I grinned. At least, someone was taking care of the poor old woman. I had shivered at the idea of the old lady still lying in her bed, half submerged in stinking floodwaters.
Only the soft purring of our Mercury engine broke the silence.
Latasha had been standing beside the console, one hand on the windshield, the other on one of the Bimini supports. ‘It must have been horrible out here last night for all these people. No lights, just water.’
‘And snake and alligators,’ I added.
‘Yeah.’ She shivered. ‘I hope we don’t have any trouble up ahead.’
My hope exactly, but I didn’t fool myself into the belief we had dodged the Throat Cutters. I hadn’t noticed any powerboats within half-a-mile or so in the last few minutes. Maybe we had given them the slip.
‘What do you think?’
Her question broke into my thoughts. ‘Huh? Oh, yeah. Believe me, I’ve had enough trouble to last for a lifetime.’
‘Look. She pointed over our bow. ‘There’s Jefferson Parkway.’
The stark red brick walls of the bus station rose from the muddy waters. We drew close to the gaping opening in front where the huge plate glass windows had once been.
Latasha gasped. ‘Tony! Look!’
Inside, bloated carcasses of three giant nutria rats floated near the counter on which we had discovered the alligator that morning. One was covered by snakes. The other two bobbed up and down as creatures fed on them from below.
The scene left me speechless except for a few profanities uttered in awe. ‘Ain’t no way we’re wading in there,’ I breathed.
Edmund struggled to sit up.

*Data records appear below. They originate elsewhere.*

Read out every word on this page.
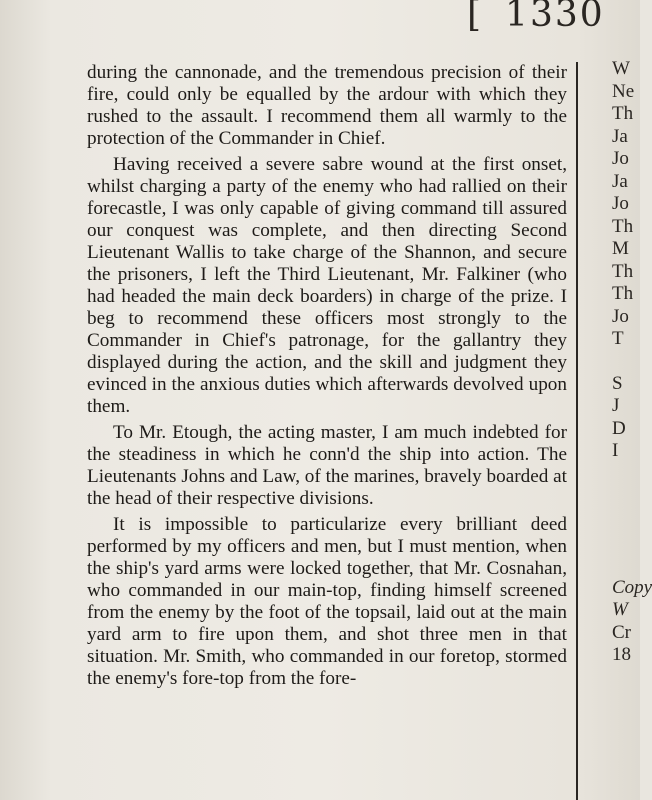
[ 1330

during the cannonade, and the tremendous precision of their fire, could only be equalled by the ardour with which they rushed to the assault. I recommend them all warmly to the protection of the Commander in Chief.

Having received a severe sabre wound at the first onset, whilst charging a party of the enemy who had rallied on their forecastle, I was only capable of giving command till assured our conquest was complete, and then directing Second Lieutenant Wallis to take charge of the Shannon, and secure the prisoners, I left the Third Lieutenant, Mr. Falkiner (who had headed the main deck boarders) in charge of the prize. I beg to recommend these officers most strongly to the Commander in Chief's patronage, for the gallantry they displayed during the action, and the skill and judgment they evinced in the anxious duties which afterwards devolved upon them.

To Mr. Etough, the acting master, I am much indebted for the steadiness in which he conn'd the ship into action. The Lieutenants Johns and Law, of the marines, bravely boarded at the head of their respective divisions.

It is impossible to particularize every brilliant deed performed by my officers and men, but I must mention, when the ship's yard arms were locked together, that Mr. Cosnahan, who commanded in our main-top, finding himself screened from the enemy by the foot of the topsail, laid out at the main yard arm to fire upon them, and shot three men in that situation. Mr. Smith, who commanded in our foretop, stormed the enemy's fore-top from the fore-

W
Ne
Th
Ja
Jo
Ja
Jo
Th
M
Th
Th
Jo
T
S
J
D
I
Copy
W
Cr
18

He turned up the pint of Old Crow and drained it. ‘What you be looking at?’ He peered over the gunwale. He was a little more profane than I had been.
I stared at the nutria, frustrated.
‘Boudreaux.’
‘Yeah.’ I looked around at Edmund.
He pointed to the broad expanse of window devoid of glass. ‘Put the top down while I raise the engines.’
‘What are doing?’
Pain filled his eyes. ‘We don’t leave without the package. You look. The water, she be higher. Motors up, we pole inside right up to the stairs.’

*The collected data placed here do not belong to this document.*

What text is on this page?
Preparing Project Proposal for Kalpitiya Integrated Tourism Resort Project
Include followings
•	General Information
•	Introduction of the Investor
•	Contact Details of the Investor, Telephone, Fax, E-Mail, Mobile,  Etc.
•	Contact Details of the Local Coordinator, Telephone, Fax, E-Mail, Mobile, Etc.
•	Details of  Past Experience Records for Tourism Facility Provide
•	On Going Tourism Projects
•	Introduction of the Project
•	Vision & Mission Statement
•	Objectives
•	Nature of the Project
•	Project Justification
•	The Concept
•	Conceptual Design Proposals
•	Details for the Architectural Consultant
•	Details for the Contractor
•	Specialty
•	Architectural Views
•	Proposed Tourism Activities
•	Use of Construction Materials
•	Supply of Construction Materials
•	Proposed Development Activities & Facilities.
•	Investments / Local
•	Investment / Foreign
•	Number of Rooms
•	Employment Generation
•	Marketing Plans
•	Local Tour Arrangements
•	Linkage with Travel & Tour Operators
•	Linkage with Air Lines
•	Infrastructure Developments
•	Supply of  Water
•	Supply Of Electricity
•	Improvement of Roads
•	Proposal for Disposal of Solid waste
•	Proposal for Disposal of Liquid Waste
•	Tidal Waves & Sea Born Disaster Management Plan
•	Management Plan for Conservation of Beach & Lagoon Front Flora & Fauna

Latasha and I stared at him, then each other. I grinned. ‘Sounds like a winner to me.’ I felt my pocket. The envelope and key were still there. ‘Give me a spray can and the revolver. I’ll go alone.’
‘But—’
‘I know where the locker is. You keep the snakes out of the boat.’
‘Boudreaux, he be right,
cher
. It only take one.’
Cautiously, we poled the rescue craft through the open window and up to the stairs. I stuck the revolver under my belt, grabbed an oar. The gasoline quickly dispersed the few snakes on the stairs.
The mezzanine was another matter. Some of the fat reptiles refused to budge, so I had to budge them with the oar.